By Mars Ross, Photography Editor
Allyson Morgan, a writer, producer and actress, came to speak at Manhattan College last Thursday to give insight into building a sustainable life in the world of art and film production. During the event she also screened two of her short films, one of which is commissioned by 20th Digital Studio and is airing on Hulu.
Not only does Morgan write, act and produce films, she also founded an award winning film and theater collective called F*** It Club. Morgan started the club in order to start putting together her own work.
“[The club was] created in the spirit of ‘why are we waiting for people to give us work?’ F*** it, let’s just make our own work,” Morgan said.
The company ran for 10 years and Morgan continues to forge her own path in the production industry, never taking no for an answer. Since she did not go to film school, instead she learned this lesson early on as an actor who wanted to make films. Morgan kept acting and made her way into writing, now working with some major players.
“You never know what you can do until you go out and start doing it,” Morgan said.
Maeve Adams, the director of the Digital Arts and Humanities program, put together the event. She thought Morgan would be an insightful speaker to show students that there’s always a way to make your own path.

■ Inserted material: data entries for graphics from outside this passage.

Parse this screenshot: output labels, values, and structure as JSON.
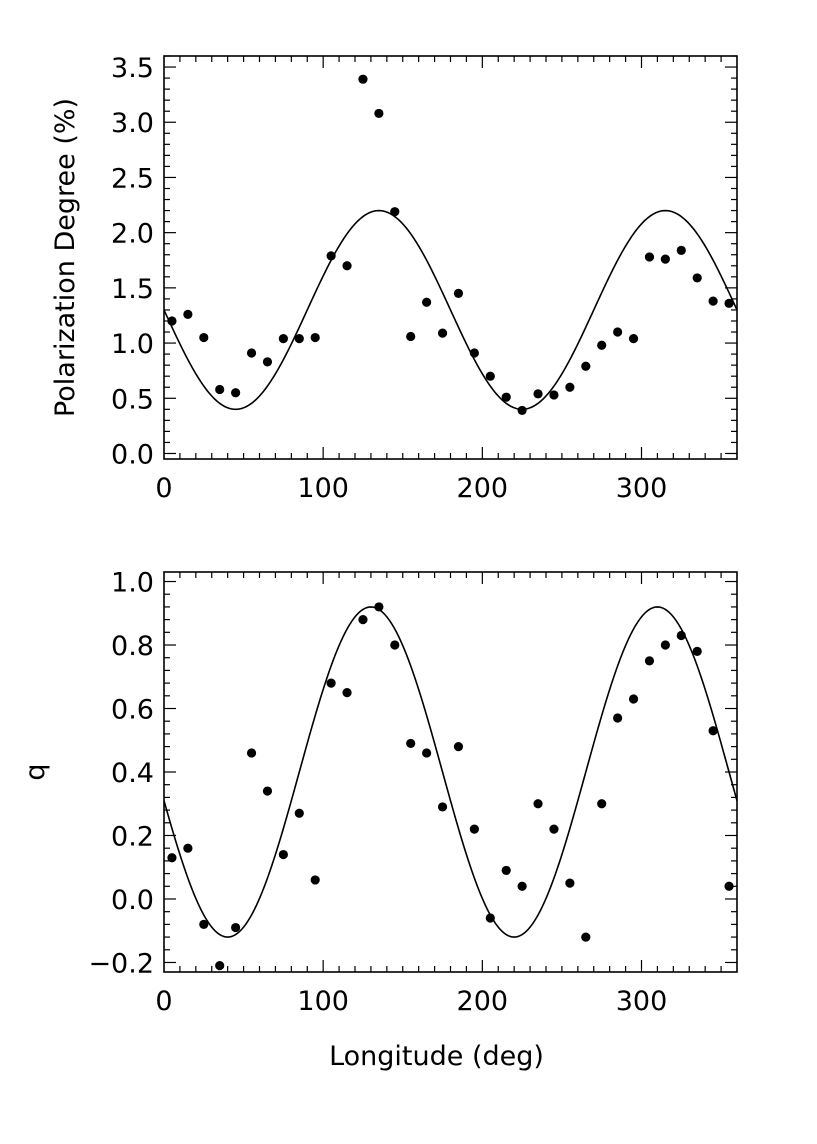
{
  "chart_data": [
    {
      "type": "scatter",
      "title": "",
      "xlabel": "",
      "ylabel": "Polarization Degree (%)",
      "xlim": [
        0,
        360
      ],
      "ylim": [
        -0.05,
        3.6
      ],
      "x_ticks": [
        0,
        100,
        200,
        300
      ],
      "x_tick_labels": [
        "0",
        "100",
        "200",
        "300"
      ],
      "y_ticks": [
        0.0,
        0.5,
        1.0,
        1.5,
        2.0,
        2.5,
        3.0,
        3.5
      ],
      "y_tick_labels": [
        "0.0",
        "0.5",
        "1.0",
        "1.5",
        "2.0",
        "2.5",
        "3.0",
        "3.5"
      ],
      "grid": false,
      "series": [
        {
          "kind": "points",
          "x": [
            5,
            15,
            25,
            35,
            45,
            55,
            65,
            75,
            85,
            95,
            105,
            115,
            125,
            135,
            145,
            155,
            165,
            175,
            185,
            195,
            205,
            215,
            225,
            235,
            245,
            255,
            265,
            275,
            285,
            295,
            305,
            315,
            325,
            335,
            345,
            355
          ],
          "y": [
            1.2,
            1.26,
            1.05,
            0.58,
            0.55,
            0.91,
            0.83,
            1.04,
            1.04,
            1.05,
            1.79,
            1.7,
            3.39,
            3.08,
            2.19,
            1.06,
            1.37,
            1.09,
            1.45,
            0.91,
            0.7,
            0.51,
            0.39,
            0.54,
            0.53,
            0.6,
            0.79,
            0.98,
            1.1,
            1.04,
            1.78,
            1.76,
            1.84,
            1.59,
            1.38,
            1.36
          ]
        },
        {
          "kind": "curve",
          "model": "offset + amplitude*cos(2*(x - peak_deg))",
          "offset": 1.3,
          "amplitude": 0.9,
          "peak_deg": 135
        }
      ]
    },
    {
      "type": "scatter",
      "title": "",
      "xlabel": "Longitude (deg)",
      "ylabel": "q",
      "xlim": [
        0,
        360
      ],
      "ylim": [
        -0.23,
        1.03
      ],
      "x_ticks": [
        0,
        100,
        200,
        300
      ],
      "x_tick_labels": [
        "0",
        "100",
        "200",
        "300"
      ],
      "y_ticks": [
        -0.2,
        0.0,
        0.2,
        0.4,
        0.6,
        0.8,
        1.0
      ],
      "y_tick_labels": [
        "−0.2",
        "0.0",
        "0.2",
        "0.4",
        "0.6",
        "0.8",
        "1.0"
      ],
      "grid": false,
      "series": [
        {
          "kind": "points",
          "x": [
            5,
            15,
            25,
            35,
            45,
            55,
            65,
            75,
            85,
            95,
            105,
            115,
            125,
            135,
            145,
            155,
            165,
            175,
            185,
            195,
            205,
            215,
            225,
            235,
            245,
            255,
            265,
            275,
            285,
            295,
            305,
            315,
            325,
            335,
            345,
            355
          ],
          "y": [
            0.13,
            0.16,
            -0.08,
            -0.21,
            -0.09,
            0.46,
            0.34,
            0.14,
            0.27,
            0.06,
            0.68,
            0.65,
            0.88,
            0.92,
            0.8,
            0.49,
            0.46,
            0.29,
            0.48,
            0.22,
            -0.06,
            0.09,
            0.04,
            0.3,
            0.22,
            0.05,
            -0.12,
            0.3,
            0.57,
            0.63,
            0.75,
            0.8,
            0.83,
            0.78,
            0.53,
            0.04
          ]
        },
        {
          "kind": "curve",
          "model": "offset + amplitude*cos(2*(x - peak_deg))",
          "offset": 0.4,
          "amplitude": 0.52,
          "peak_deg": 130
        }
      ]
    }
  ]
}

“She has managed to cobble together, really creatively, a unique version of this career. She’s created a career in a way that is non-conventional and demonstrates the fact that this kind of thing is possible. One doesn’t have to simply follow some kind of preordained path if they want to work in film or other kinds of media technologies.”
Morgan screened two of her short films. One titled “Sitting,” which she wrote and acted in, was produced by her film collective in a matter of days. This film made its premiere at the Savannah College of Art and Design Film Festival and won outstanding narrative short at the Tallgrass Film Festival.
The short tells a story of a man with dementia who wants to commit suicide, but does not want to do it alone. He calls a babysitter, played by Morgan, to have company on the tough night. While it seems like an emotional tale, it has many moments of comedic relief.
“I liked ‘Sitting’ because it had a good balance between comedy and heavier topics. It was also interesting to see Allyson act in a film she wrote,” Colleen Cahill, a junior who attended the event, said.
The second film, “First Date,” currently airing on Hulu, is in development as a feature film by Fox and Disney. The horror short follows a lesbian couple and involves mystical means in order to get the “perfect love.”
Morgan noted her interest in writing about unconventional relationships that we do not get to see a lot of in the media.
“I am always interested in relationship stories that are maybe non-traditional. I’m interested in not telling the same kind of man meets woman and they fall in love, and everything works out in the end,” Morgan said.
Adams also commented on the relationships in Morgan’s writings.
“I loved ‘First Date’ because I think it’s a radical portrayal of queer relationships in the horror context,” Adams said. “It’s not reductive of queer relationships, it doesn’t sound sterotypical, it’s not suggesting that queer relationships are horrors, it’s using the horror genre to explore something about intimacy and about romance that I think we rarely get to see.”
Morgan also found her way into the production of augmented reality experiences. She spoke of her experience co-creating an award-winning augmented reality, or AR, experience titled “Ghosted.” The experience won Most Innovative and Immersive Experience at the North Bend Film Festival in Washington.
“We came up with the idea of speed dating with ghosts,” Morgan said. “The idea is you’ve gone to hell, but the good news is you can come back if you take one ghost with you to haunt you for the rest of your life. It works like Tinder, you swipe right or left after hearing the ghosts’s monologues. I wrote a big portion of it and we also commissioned playwrights to write the monologues.”
The DAsH program at Manhattan College has classes taught by Michael Grabowski and department chair Daniel Savoy, that allow students to not only immerse themselves in AR, but also learn to create it. AR classes will be offered this fall, along with the other 57 cross listed DAsH courses.